December 20th.—I went down to the Senate, as it was expected at the Legation and elsewhere the President would send a special message to the Senate on the Trent affair; but, instead, there was merely a long speech from a senator, to show the South did not like democratic institutions. Lord Lyons called on Mr. Seward yesterday to read Lord Russell’s dispatch to him, and to give time for a reply; but Mr. Seward was out, and Mr. Sumner told me the Minister was down with the Committee of Foreign Relations, where there is a serious business in reference to the State of Mexico and certain European Powers under discussion, when the British Minister went to the State Department.
Next day Lord Lyons had two interviews with Mr.

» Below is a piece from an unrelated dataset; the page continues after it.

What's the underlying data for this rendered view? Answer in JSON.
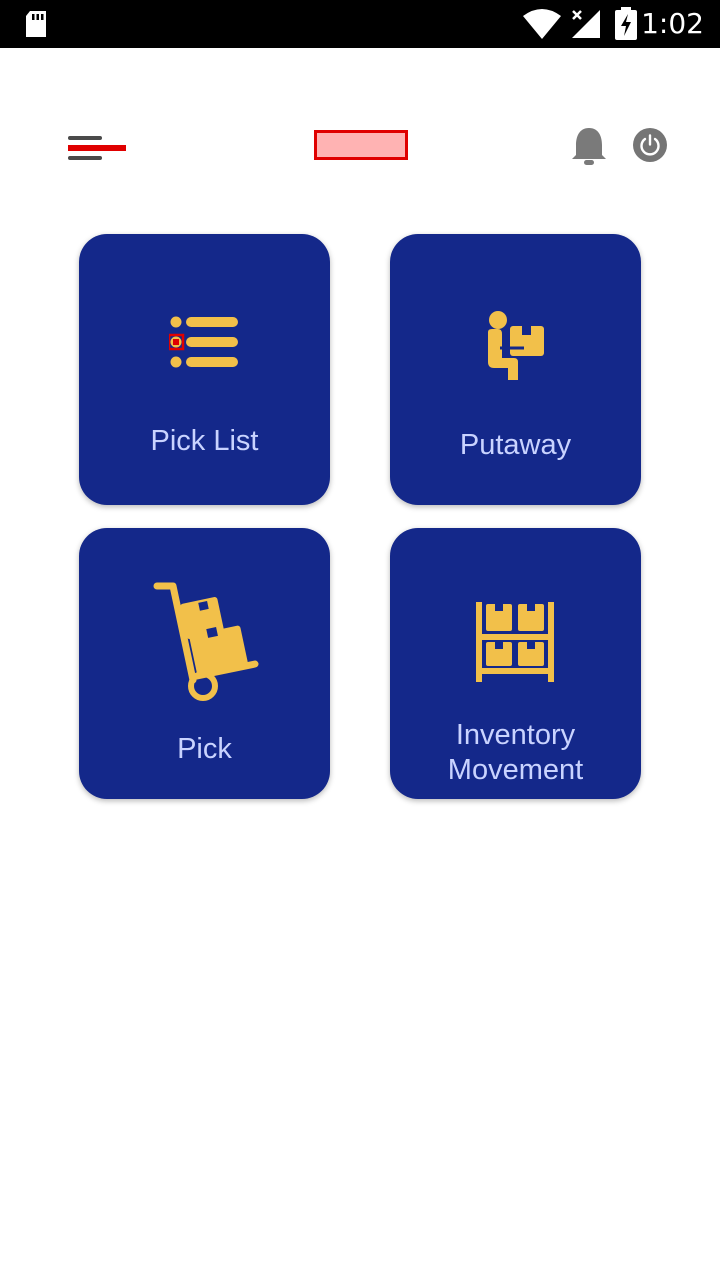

Seward, read the despatch, which simply asks for surrender of Mason and Slidell and reparation, without any specific act named, but he received no indication from Mr. Seward of the course he would pursue. Mr. Lincoln has “put down his foot” on no surrender. “Sir!” exclaimed the President, to an old Treasury official the other day, “I would sooner die than give them up.” “Mr. President,” was the reply, “your death would be a great loss, but the destruction of the United States would be a still more deplorable event.” Mr. Seward will, however, control the situation, as the Cabinet will very probably support his views; and Americans will comfort themselves, in case the captives are surrendered, with a promise of future revenge, and with the reflection that they have avoided a very disagreeable intervention between their march of conquest and the Southern Confederacy. The general belief of the diplomatists is that the prisoners will not be given up, and in that case Lord Lyons and the Legation will retire from Washington for the time, probably to Halifax, leaving Mr. Monson to wind up affairs and clear out the archives. But it is understood that there is no ultimatum, and that Lord Lyons is not to indicate any course of action, should Mr. Seward inform him the United States Government refuses to comply with the demands of Great Britain.
Any humiliation which may be attached to concession will be caused by the language of the Americans themselves, who have given in their press, in public meetings, in the Lower House, in the Cabinet, and in the conduct of the President, a complete ratification of the act of Captain Wilkes, not to speak of the opinions of the lawyers, and the speeches of their orators, who declare “they will face any alternative, but that they will never surrender.” The friendly relations which existed between ourselves and many excellent Americans are now rendered somewhat constrained by the prospect of a great national difference.